Her stomach lurched. He grinned.
“Just kidding,” he said. “You look fantastic. Doesn’t she look great?”
“She’s in a towel,” said Carver, sensing Emma’s discomfort. “Of course she looks great.”
“What do you say, babe?” said Charlie. “Wanna run on in and put on something sexy? I hear we got big plans tonight. Big plans.”
Emma forced a smile and stumbled to her room. The vodka made her legs feel like they were made out of paper. She closed the door and put her back to it, standing for a long moment with her heart pounding in her chest.
Fuck, she thought. Fuck, f*ck, f*ck.
It was six months since she had last seen Charlie. Six months of phone calls and texts. He was like a bloodhound after a scent.

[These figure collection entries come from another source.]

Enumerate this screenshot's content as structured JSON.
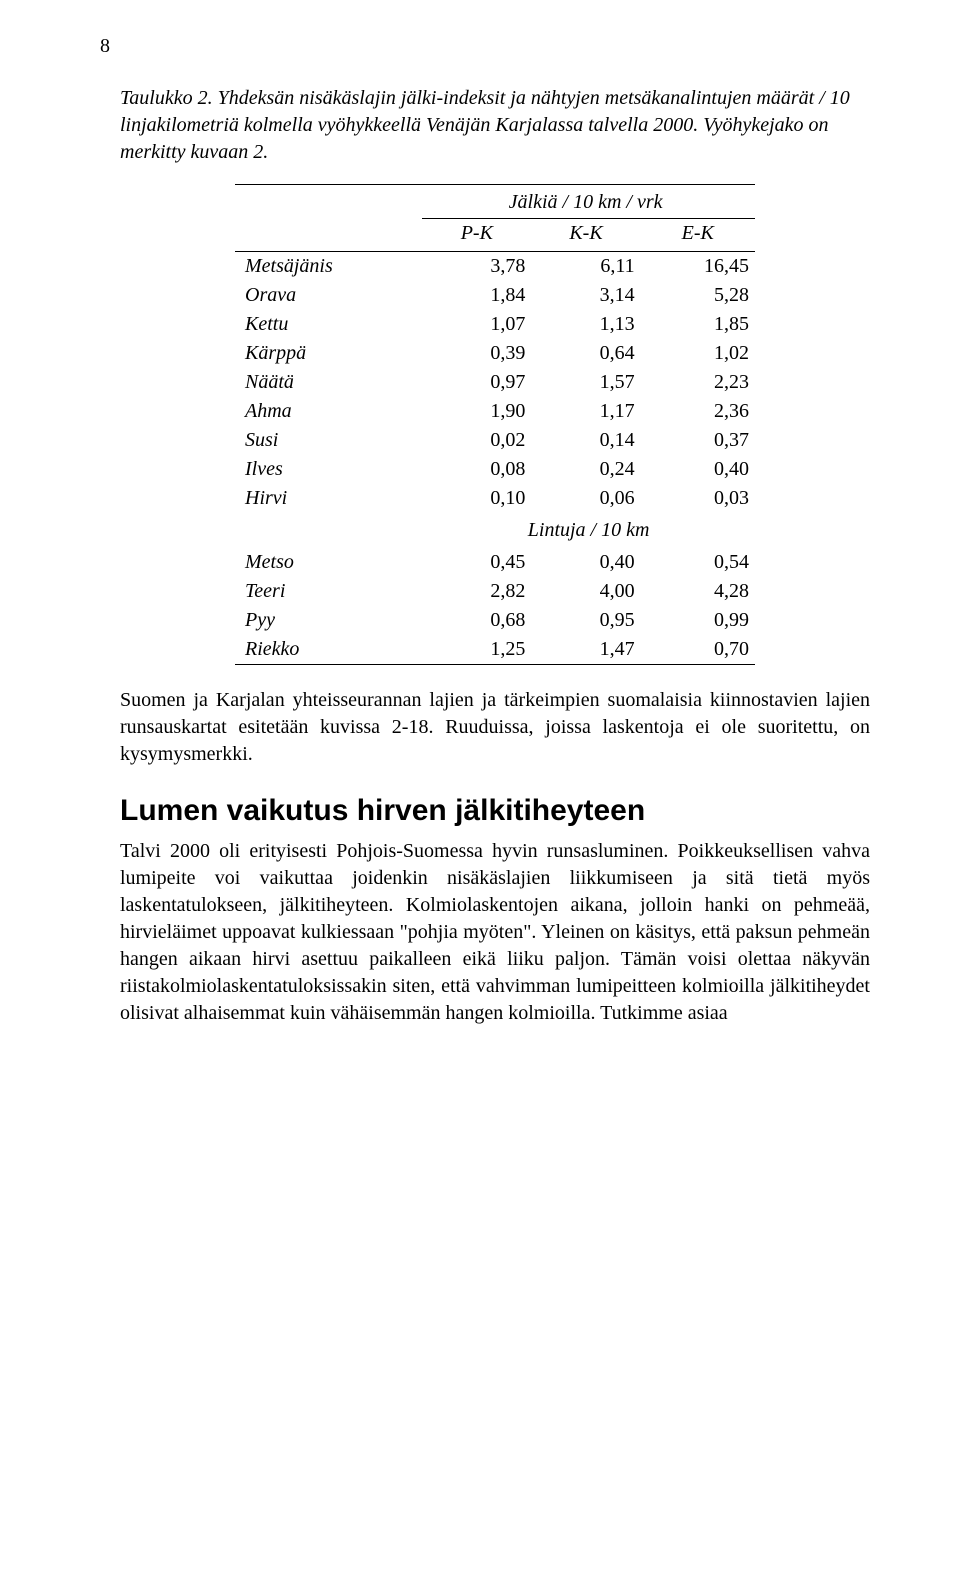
{
  "page_number": "8",
  "caption": "Taulukko 2. Yhdeksän nisäkäslajin jälki-indeksit ja nähtyjen metsäkanalintujen määrät / 10 linjakilometriä kolmella vyöhykkeellä Venäjän Karjalassa talvella 2000. Vyöhykejako on merkitty kuvaan 2.",
  "table": {
    "super_header": "Jälkiä / 10 km / vrk",
    "cols": [
      "P-K",
      "K-K",
      "E-K"
    ],
    "section1_rows": [
      {
        "label": "Metsäjänis",
        "v": [
          "3,78",
          "6,11",
          "16,45"
        ]
      },
      {
        "label": "Orava",
        "v": [
          "1,84",
          "3,14",
          "5,28"
        ]
      },
      {
        "label": "Kettu",
        "v": [
          "1,07",
          "1,13",
          "1,85"
        ]
      },
      {
        "label": "Kärppä",
        "v": [
          "0,39",
          "0,64",
          "1,02"
        ]
      },
      {
        "label": "Näätä",
        "v": [
          "0,97",
          "1,57",
          "2,23"
        ]
      },
      {
        "label": "Ahma",
        "v": [
          "1,90",
          "1,17",
          "2,36"
        ]
      },
      {
        "label": "Susi",
        "v": [
          "0,02",
          "0,14",
          "0,37"
        ]
      },
      {
        "label": "Ilves",
        "v": [
          "0,08",
          "0,24",
          "0,40"
        ]
      },
      {
        "label": "Hirvi",
        "v": [
          "0,10",
          "0,06",
          "0,03"
        ]
      }
    ],
    "mid_header": "Lintuja / 10 km",
    "section2_rows": [
      {
        "label": "Metso",
        "v": [
          "0,45",
          "0,40",
          "0,54"
        ]
      },
      {
        "label": "Teeri",
        "v": [
          "2,82",
          "4,00",
          "4,28"
        ]
      },
      {
        "label": "Pyy",
        "v": [
          "0,68",
          "0,95",
          "0,99"
        ]
      },
      {
        "label": "Riekko",
        "v": [
          "1,25",
          "1,47",
          "0,70"
        ]
      }
    ]
  },
  "para1": "Suomen ja Karjalan yhteisseurannan lajien ja tärkeimpien suomalaisia kiinnostavien lajien runsauskartat esitetään kuvissa 2-18. Ruuduissa, joissa laskentoja ei ole suoritettu, on kysymysmerkki.",
  "heading": "Lumen vaikutus hirven jälkitiheyteen",
  "para2": "Talvi 2000 oli erityisesti Pohjois-Suomessa hyvin runsasluminen. Poikkeuksellisen vahva lumipeite voi vaikuttaa joidenkin nisäkäslajien liikkumiseen ja sitä tietä myös laskentatulokseen, jälkitiheyteen. Kolmiolaskentojen aikana, jolloin hanki on pehmeää, hirvieläimet uppoavat kulkiessaan \"pohjia myöten\". Yleinen on käsitys, että paksun pehmeän hangen aikaan hirvi asettuu paikalleen eikä liiku paljon. Tämän voisi olettaa näkyvän riistakolmiolaskentatuloksissakin siten, että vahvimman lumipeitteen kolmioilla jälkitiheydet olisivat alhaisemmat kuin vähäisemmän hangen kolmioilla. Tutkimme asiaa"
}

Emma had changed her phone number, had blocked his emails and unfriended him on Facebook. She ignored the texts, ignored the gossip from co-workers, how he was talking trash about her behind her back, how he called other girls by her name in bed. Her friends had told her to file a complaint with the company, but Emma was afraid. Charlie was somebody’s nephew, she seemed to remember. Besides, she knew it was the squeaky wheel that got let go.